Türkiye'nin en güvenilir kurumlarından birisiyken bir anda Türkiye’nin en tartışmalı kurumu haline gelen ÖSYM, en kısa zamanda yeniden yapılandırılacak. Artık yeni bir kurum daha olacak: DSM
Milliyet Gazetesi yazarı Abbas Güçlü, 'ÖSYM’nin yükünü DSM alacak' başlıklı yazısında konuya ilişkin bilgileri şöyle aktarıyor:
Türkiye'nin en güvenilir kurumlarından birisiyken bir anda Türkiye’nin en tartışmalı kurumu haline gelen ÖSYM, en kısa zamanda yeniden yapılandırılacak. Bu çerçevede üniversitelere yönelik sınavlar dışında, diğer tüm sınavların yükü ÖSYM’nin üzerinden alınacak. Kamuya ait sınavlar için Devlet Sınav Merkezi öngörülüyor.
1974’te rahmetli Altan Günalp tarafından üniversitelere merkezi yerleştirme ile öğrenci alınması için kurulan ÖSYM, sonraki yıllarda yarattığı güven ortamı nedeniyle, devlete ait tüm sınavları üstlenen bir konuma geldi. Bu da üzerindeki iş yükünü altından kalkılamaz hale getirdi ve güvenlik zafiyetlerinin yaşanmasına neden oldu.
Son yaşanan kopya skandallarından sonra, YÖK ve devlet katında ağır basan görüş, Devlet Personel Dairesi’ne bağlı olarak kurulacak bir Devlet Sınav Merkezi’nin kademeli olarak ÖSYM’nin yapmakta olduğu kamuya ait tüm sınavları yapar hale gelmesi. Bu merkezin kurulmasında ÖSYM’nin de kurucu partnerlerden birisi olacağı da özellikle vurgulanıyor.
Peki ÖSYM’nin üzerindeki sınav yükü azalırsa, kopya ya da çalınmaların önüne geçilir mi? Evet demek o kadar kolay değil. Çünkü, bu konuda öylesine büyük bir rant söz konusu ki, sistemi delmek isteyenler hep olacak.
Bu konuda asıl önemli olan ÖSYM’nin nasıl bir güvenlik zırhı ile korunacağı?
Bugüne kadar olduğu gibi, kuruma olan aidiyet duygusu ile mi koruma sağlanacak yoksa günümüz teknolojisinden de yararlanılarak çok gelişmiş güvenlik önlemleri mi alınacak? Bunu da zaman gösterecek.

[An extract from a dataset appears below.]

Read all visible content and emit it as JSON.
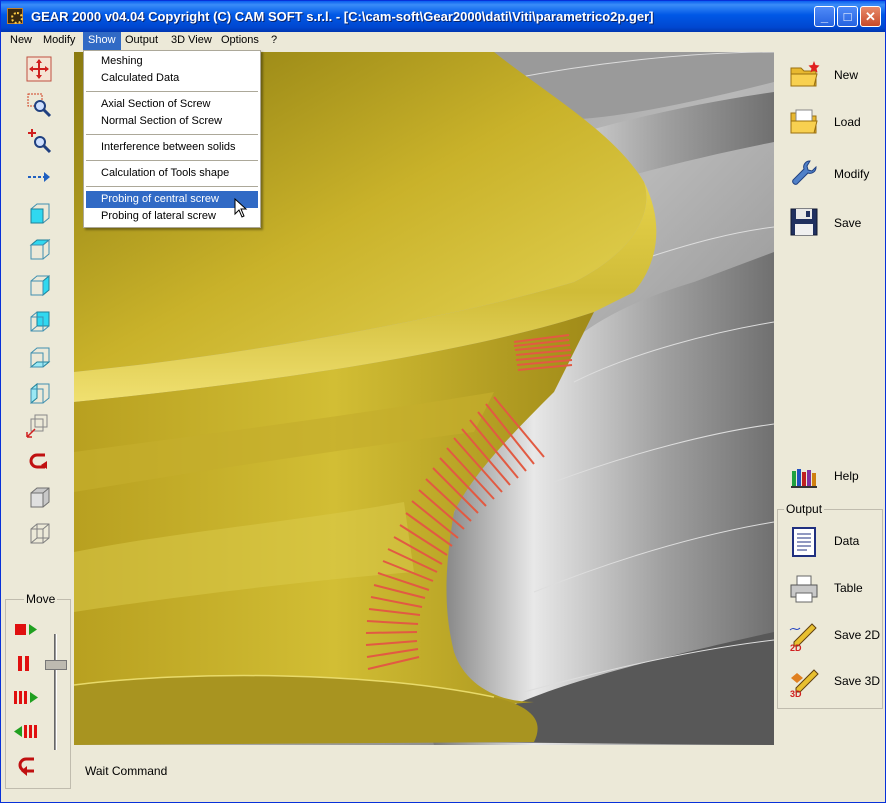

Bayramdan hemen sonra ilköğretim birinci sınıflar, sonraki hafta da diğer okullar açılacak. Ama öğretmen atamaları henüz gerçekleşmiş değil. Milli Eğitim Bakanlığı bu konuda ne olacaksa bir an önce olsun noktasında. YÖK ve ÖSYM de aynı görüşte. Acak hiçbir kurum bu konuda öne çıkmak istemiyor. Çünkü nasıl bir karar alınırsa alınsın, büyük tepkilere neden olacak.
Bu yüzden şu anda tüm gözler Ankara Cumhuriyet Başsavcılığı’nda. Onların vereceği kararı gerekçe göstererek hareket edecekler.

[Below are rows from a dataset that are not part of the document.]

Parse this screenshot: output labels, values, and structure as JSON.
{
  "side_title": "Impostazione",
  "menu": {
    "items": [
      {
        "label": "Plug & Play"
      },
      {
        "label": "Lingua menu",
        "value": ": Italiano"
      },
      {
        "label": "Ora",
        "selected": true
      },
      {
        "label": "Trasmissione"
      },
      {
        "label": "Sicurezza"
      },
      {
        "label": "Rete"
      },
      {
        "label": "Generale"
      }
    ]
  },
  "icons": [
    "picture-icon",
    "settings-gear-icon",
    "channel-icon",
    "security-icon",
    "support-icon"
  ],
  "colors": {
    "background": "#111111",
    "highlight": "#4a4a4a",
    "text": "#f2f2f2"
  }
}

Ama YÖK’teki genel hava, hiç içlerine sinmese de iptalden yana. “Çünkü, soruşturma derinleştikçe, ortaya çıkan tablo iptal varsayımını biraz daha güçlendiriyor. Şu andaki genel eğilim iptalden yana ama yarın ne olur, hangi noktaya gelinir, onu şimdiden söylemek doğru olmaz” görüşündeler.
YÖK’ü bu kadar tedirgin eden ise alın teri ile başarılı olanların yaşayacağı moral bozukluğu. “İptal son çare. Ona gelinceye kadar, her türlü olasılık düşünülecek” diyorlar.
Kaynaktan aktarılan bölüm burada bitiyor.